Meta – Missbrauch marktbeherrschender Stellung durch Datenschutzverstoß
EuGH, Urteil vom 4. Juli 2023 – C‑252/21. In dieser Vorabentscheidung betreffend Bundeskartellamt und Meta als Mutterkonzern der Social Media Plattformen Facebook, WhatsApp und Instagram ging es um die Frage, ob Meta seine marktbeherrschende Stellung ausnutze, um Nutzerdaten in erheblichem Maße zusammenzuführen und somit sowohl gegen Kartellrecht als auch gegen Datenschutzrecht im Sinne der DSGVO verstoße.
Das Bundeskartellamt war der Meinung, dass es bei der Zustimmung der Nutzer zu der Datenverarbeitung durch Meta an der Freiwilligkeit fehle. Die Freiwilligkeit der Einwilligung sei nicht gegeben, wenn zum einen zwischen den beiden Parteien ein starkes Ungleichgewicht (EG 43) bestehe, und zum anderen die Person nicht in der Lage ist, ihre Einwilligung zu verweigern ohne Nachteile zu erleiden (EG 42).

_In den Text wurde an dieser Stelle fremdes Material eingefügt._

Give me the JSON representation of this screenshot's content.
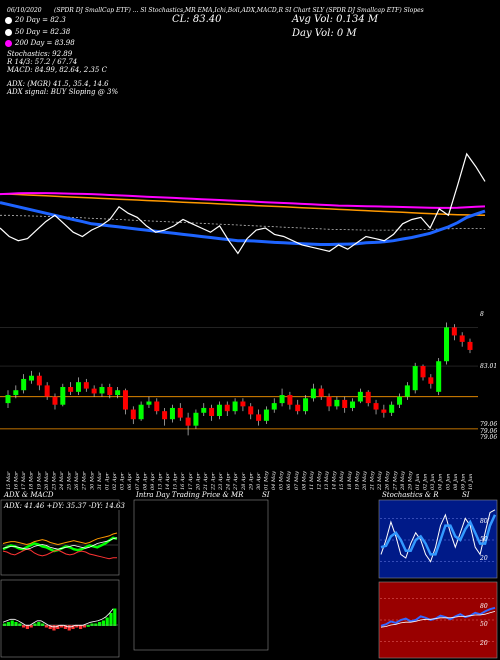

Gegen die Entscheidung des Bundeskartellamts legte Meta Beschwerde ein. Das Gericht legte die Fragen dem EuGH zur Vorabentscheidung mit folgender Begründung vor: Die Nutzer müssen zustimmen, dass Meta auch Daten verarbeitet, die außerhalb der Plattform durch Plug-ins gesammelt werden. Diese Daten werden nicht direkt beim Nutzer erhoben und sind nicht für den Vertrag notwendig. Ohne diese Zustimmung könne ein Nutzer der Plattform nicht beitreten, eine Alternative werde nicht angeboten. Aufgrund seiner marktbeherrschenden Stellung haben die Nutzer auch keine Alternative zu Meta – daher entstehe ein Ungleichgewicht. Der erlittene Nachteil sei der Ausschluss aus allen, zu Meta gehörenden Social Media Plattformen ohne Alternative.
Das Gericht bestätigte die Auffassung des Bundeskartellamtes. Meta nutze seine marktbeherrschende Stellung für die Zustimmung der Nutzer zur Datenverarbeitung aus. Aufgrund es Ungleichgewichts und der Tatsache, dass die Nutzer die Zustimmung nicht verweigern können ohne einen Nachteil zu erleiden, fehlt es an der nach der DSGVO erforderlichen Freiwilligkeit. Es müssten den Nutzen Alternativen zur Verfügung gestellt werden, um eine Freiwilligkeit im Sinne der DSGVO zu gewährleisten.
Weiterhin ging es um die Frage, ob es sich bei der Einschätzung des Kartellamts, dass Meta zudem gegen Datenschutzrecht verstoße, nicht um eine Kompetenzüberschreitung handele. Schliesslich handle das Kartellamt nicht als Aufsichtsbehörde im Sinne der Art. 51 ff. DSGVO. Der EuGH stellt fest, dass nationale Wettbewerbsbehörden bei der Prüfung von Unternehmenshandeln mit Bezug zur DS-GVO mit den nationalen Datenschutzbehörden zusammenarbeiten müssen. Werde dies erfüllt, so können Vorschriften außerhalb des Wettbewerbsrechts durchaus zur Beurteilung der Rechtmäßigkeit herangezogen werden.
Das Bundeskartellamt erhielt auf Nachfrage die Bestätigung, dass die Behörden keine Ermittlungen zu einem ähnlichen Sachverhalt durchführten und die Aufsichtsbehörden hatten keine Einwände gegen das Tätigwerden des Bundeskartellamts. Das Bundeskartellamt hat somit seine Pflicht zur loyalen Zusammenarbeit erfüllt. Es kann somit eine Feststellung des Missbrauchs der marktbeherrschenden Stellung treffen.